Stories of women abused by men in power
ME TOO. These two words are possibly the most powerful to have hit social media in 2017. The movement, which was introduced by actress Alyssa Milano at the suggestion of a friend, was formed with the intention of giving a sense of the prevalence of sexual harassment and assault in the global context. The call to action soon dominated Twitter and spilled over to Facebook , then invaded other social media to a lesser degree. Thousands of women across the world, including celebrities like Angelina Jolie and Kate Beckinsale, added their voices to the outcry, and some women were brave enough to finally name their attackers — some of them rich and famous bigwigs.

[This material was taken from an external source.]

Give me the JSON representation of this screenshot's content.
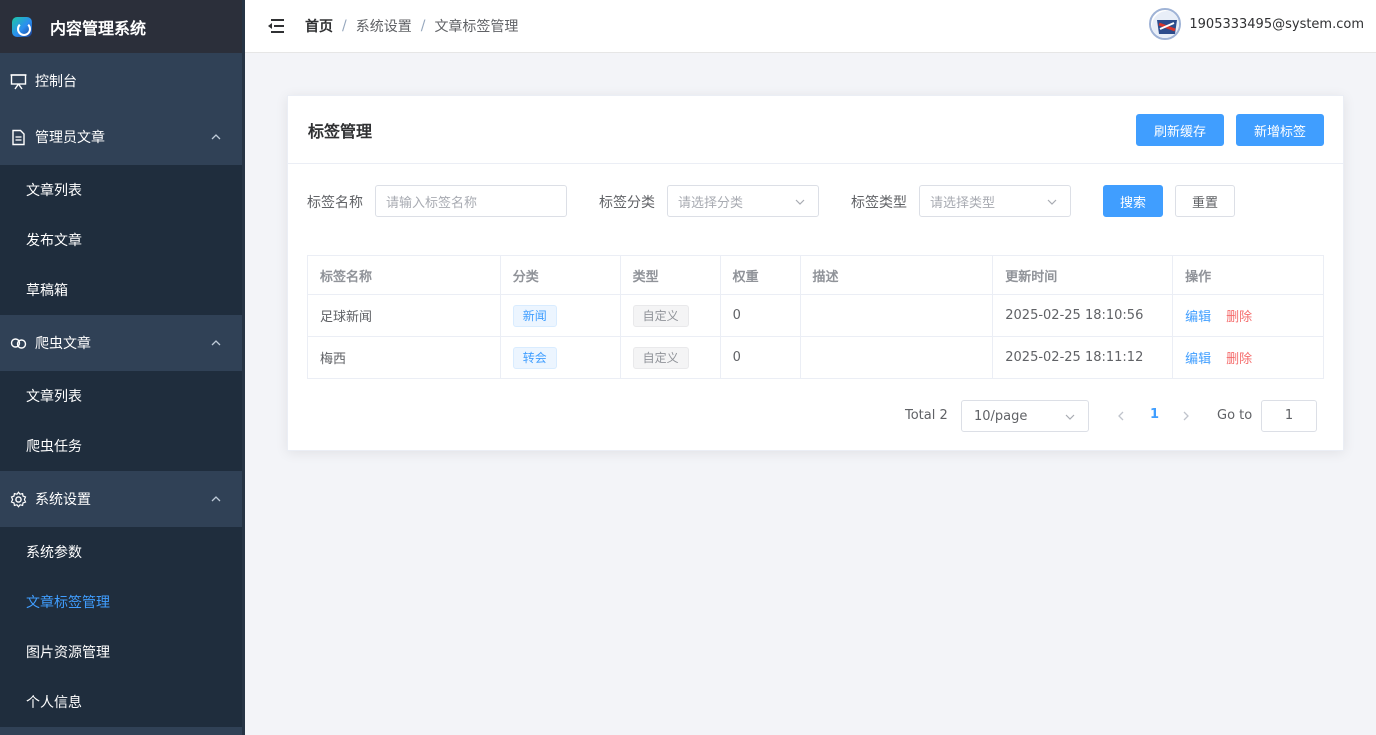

The impact of the movement has been so great that it inspired a similar movement in Jamaica — #saytheirnames — but this was quickly quashed, as many people feared the legal repercussions of naming abusers who had not been formally charged.

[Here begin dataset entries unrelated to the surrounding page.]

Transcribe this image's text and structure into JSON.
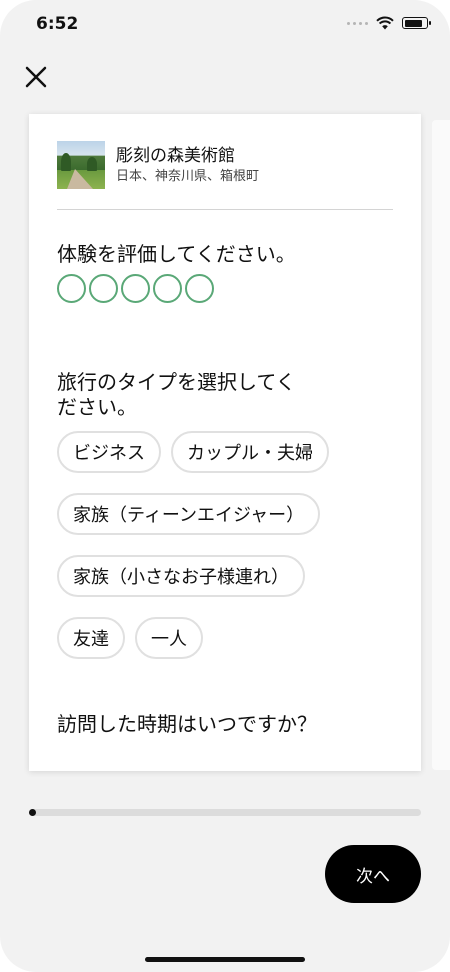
{
  "status_bar": {
    "time": "6:52"
  },
  "place": {
    "name": "彫刻の森美術館",
    "location": "日本、神奈川県、箱根町"
  },
  "rating_question": {
    "label": "体験を評価してください。",
    "max": 5,
    "selected": 0
  },
  "trip_type": {
    "label": "旅行のタイプを選択してください。",
    "options": [
      "ビジネス",
      "カップル・夫婦",
      "家族（ティーンエイジャー）",
      "家族（小さなお子様連れ）",
      "友達",
      "一人"
    ]
  },
  "visit_question": {
    "label": "訪問した時期はいつですか？"
  },
  "progress": {
    "value": 0.01
  },
  "next_button": {
    "label": "次へ"
  },
  "colors": {
    "rating_outline": "#5aa877",
    "primary": "#000000",
    "chip_border": "#e0e0e0"
  }
}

But if things and times were different locally for women, how huge would the #metoo movement be? Some have said that Jamaica would shut down if local women joined the movement and started calling names, because for many women, the faces of their abusers are among the most powerful and most revered on the island. How true is this? We asked women to spill their stories of being abused by men in power.
J:
I was nine when my mother said that I needed to do something with my voice — it was our way out of poverty, she said, and I was eager for this. Anyway, my mother’s friend knew somebody, a well-respected musical instructor and producer in our parish, and she paid for the lessons. About eight weeks into training, he would always try to put his lips on mine and would touch my belly and chest area while telling me to sing from my diaphragm. As time went by it started feeling normal, even though I knew it was wrong, and as much disdain as I had for him, I allowed it to happen. Apart from the father of my child, I have never told anyone about this… not that anyone would believe me. I wish I hadn’t gone through all that, because even with my beautiful voice I now have a regular profession, but still no music deals. Thankfully I have made peace with myself and the culprit, because I know that coming out would ruin his reputation and probably make me some enemies.
S:
He was our high school teacher and we spent many late evenings with him practising for various competitions. On the first occasion, we were in the school library while the others were either showering or eating. He reached beneath the table and he groped me and I remember it happening every time we were alone after that. I knew it was wrong, but he treated me well and he gave me attention. It continued until I went to university. He is now married with children, I believe. Whenever I think about it I am disgusted, but I don’t think I want to open a can of worms, even though I know I could protect other girls from something similar.
J:
My boss coerced me into giving him sexual favours and allowing him to touch me, because he knew I needed a job. I remember how disgusting it felt having him stick his tongue in my ears and how my body would scream with resentment when he slapped me on my butt. And I know this is not my story alone, but sometimes you go low when you want to get somewhere in your career and your studies. I took my time and returned to school, and I have the upper handle now. Some days when I hear the descriptions they use when they praise him I just want to scream, but all I will say is this: When these men take your kids without subjects or barely any, pray for them, because it is likely they are making them pay for their shortcomings with harassment.
M:
I was 15, living in poverty in one of Kingston’s ghettos, and as things became worse for my family, I made the decision to enter into a relationship with an older man. He was a Christian and a customs officer, and provided for my needs. Three years later I discovered that I was not only pregnant, but he had passed on the HIV virus to me. When I confronted him, he threatened me. More than anything else I want to report the matter, but I am so scared of what would happen if I did.